Conclusion: I found myself at times encouraged and at other times discouraged by what I read in The Future of the Professions.

  • Encouraged – On the one hand, I have myself felt at the mercy of professionals on numerous occasions. Specifically their high bill rates, their unnecessary mystification, their (dare I say…) self-important attitudes and their requirements that I fit my schedule around their availability. (Fun fact: my CPA is now close to 60-days beyond the date I thought he’d have a draft of my 2015 tax return and two weeks after the date he most recently promised it would be ready, with no new target deadline in sight; and my dermatologist’s office told me last week he couldn’t fit me in for two weeks even though an infection on my back had me concerned enough that I contemplated a visit to the emergency room. His office even informed me that I could call them every day at 10:30am to see if they had any last minute cancellations for that day. It’s all okay now, thankfully; but I never did meet with the doctor. ) To think that these, and other professionals, can develop new skills, new service delivery capabilities, more strongly adopt technology for my benefit which will make their services to me and others more timely and at a lower cost is unquestionably a good thing. I would look forward to that future.

 

  • Discouraged – The thought that our complex and highly-specialized world is going to get even more complex and specialized doesn’t sit well with me.
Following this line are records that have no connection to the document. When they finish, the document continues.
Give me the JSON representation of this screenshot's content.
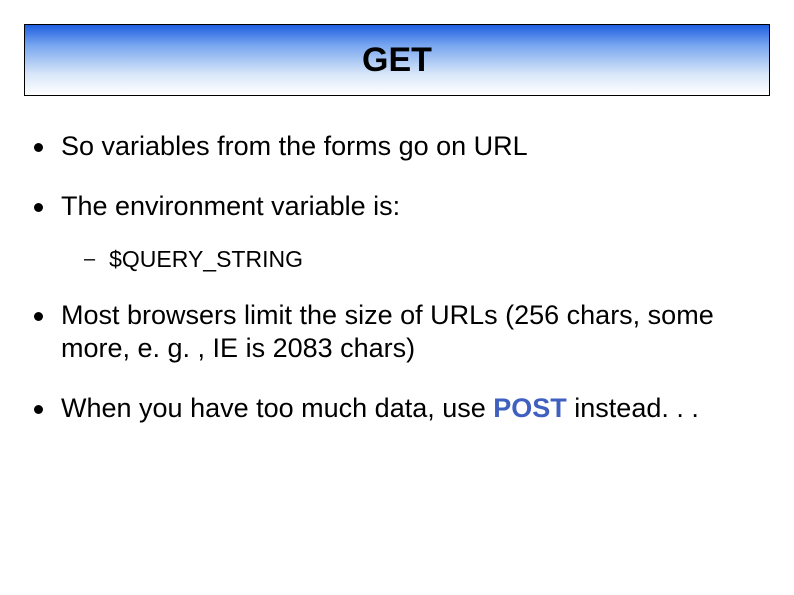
{
  "title": "GET",
  "bullets": {
    "b1": "So variables from the forms go on URL",
    "b2": "The environment variable is:",
    "sub1": "$QUERY_STRING",
    "b3": "Most browsers limit the size of URLs (256 chars, some more, e. g. , IE is 2083 chars)",
    "b4_prefix": "When you have too much data, use ",
    "b4_highlight": "POST",
    "b4_suffix": " instead. . ."
  }
}
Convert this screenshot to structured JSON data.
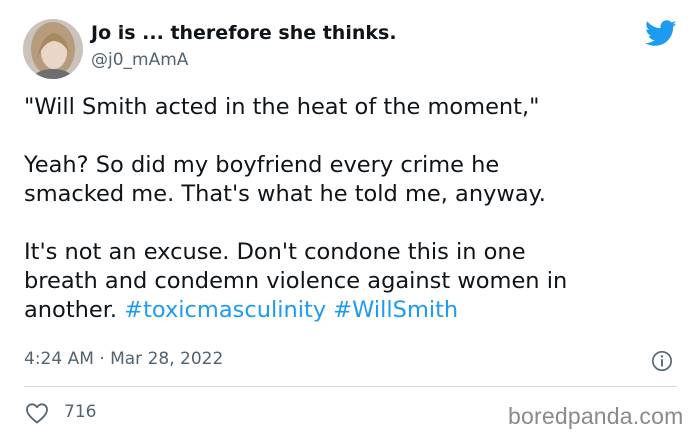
{
  "author": {
    "display_name": "Jo is ... therefore she thinks.",
    "handle": "@j0_mAmA"
  },
  "tweet": {
    "line1": "\"Will Smith acted in the heat of the moment,\"",
    "para2_line1": "Yeah? So did my boyfriend every crime he",
    "para2_line2": "smacked me. That's what he told me, anyway.",
    "para3_line1": "It's not an excuse. Don't condone this in one",
    "para3_line2": "breath and condemn violence against women in",
    "para3_line3_text": "another.",
    "hashtag1": "#toxicmasculinity",
    "hashtag2": "#WillSmith"
  },
  "meta": {
    "timestamp": "4:24 AM · Mar 28, 2022"
  },
  "engagement": {
    "likes": "716"
  },
  "watermark": "boredpanda.com",
  "icons": {
    "brand": "twitter-bird-icon",
    "info": "info-icon",
    "like": "heart-icon"
  },
  "colors": {
    "twitter_blue": "#1d9bf0",
    "secondary_text": "#536471",
    "primary_text": "#0f1419"
  }
}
I like to be self-sufficient, and it bothers me that you essentially can’t replace a set of spark plugs or change the oil on a modern car any longer without voiding the warranty or risking damage to it. (Fun fact: with autonomous driving vehicles, soon you won’t even be able to steer the car!) I long for the days of the Renaissance Man and Woman, and the Jack-Of-All-Trades, who were versatile, independent and could do anything. And the Susskinds just sounded a death knell over their legacies. I think it is healthy for humans to diversify their work activities. Is it really that wrong or inefficient for a doctor to sit behind a word processor and type up his notes, even though a college graduate in Mumbai can do that more quickly for one-fiftieth the cost? For that matter, in the Susskinds’ uber-efficient world of the future, with their “decomposed work tasks” and “labor arbitrage,” that doctor shouldn’t have a conversation over the water cooler with a colleague about last night’s NFL game. I’m being too dogmatic and harsh with that last point, but seriously, where will all this specialization and computerization end? How many more industries and jobs will we send off-shore? And how many more months will it before I am assigned to-do lists and checklists from AI computers on tasks they need me to execute, in order to make their jobs more efficient???

[CAF Note: Jason is being seriously polite in his excellent review. You and I need to become more resilient, not less. Having highly specialized skills in an area of your passion is great. However, it takes a character and versatility to successfully navigate the high friction, cyber insecure world emerging around us.]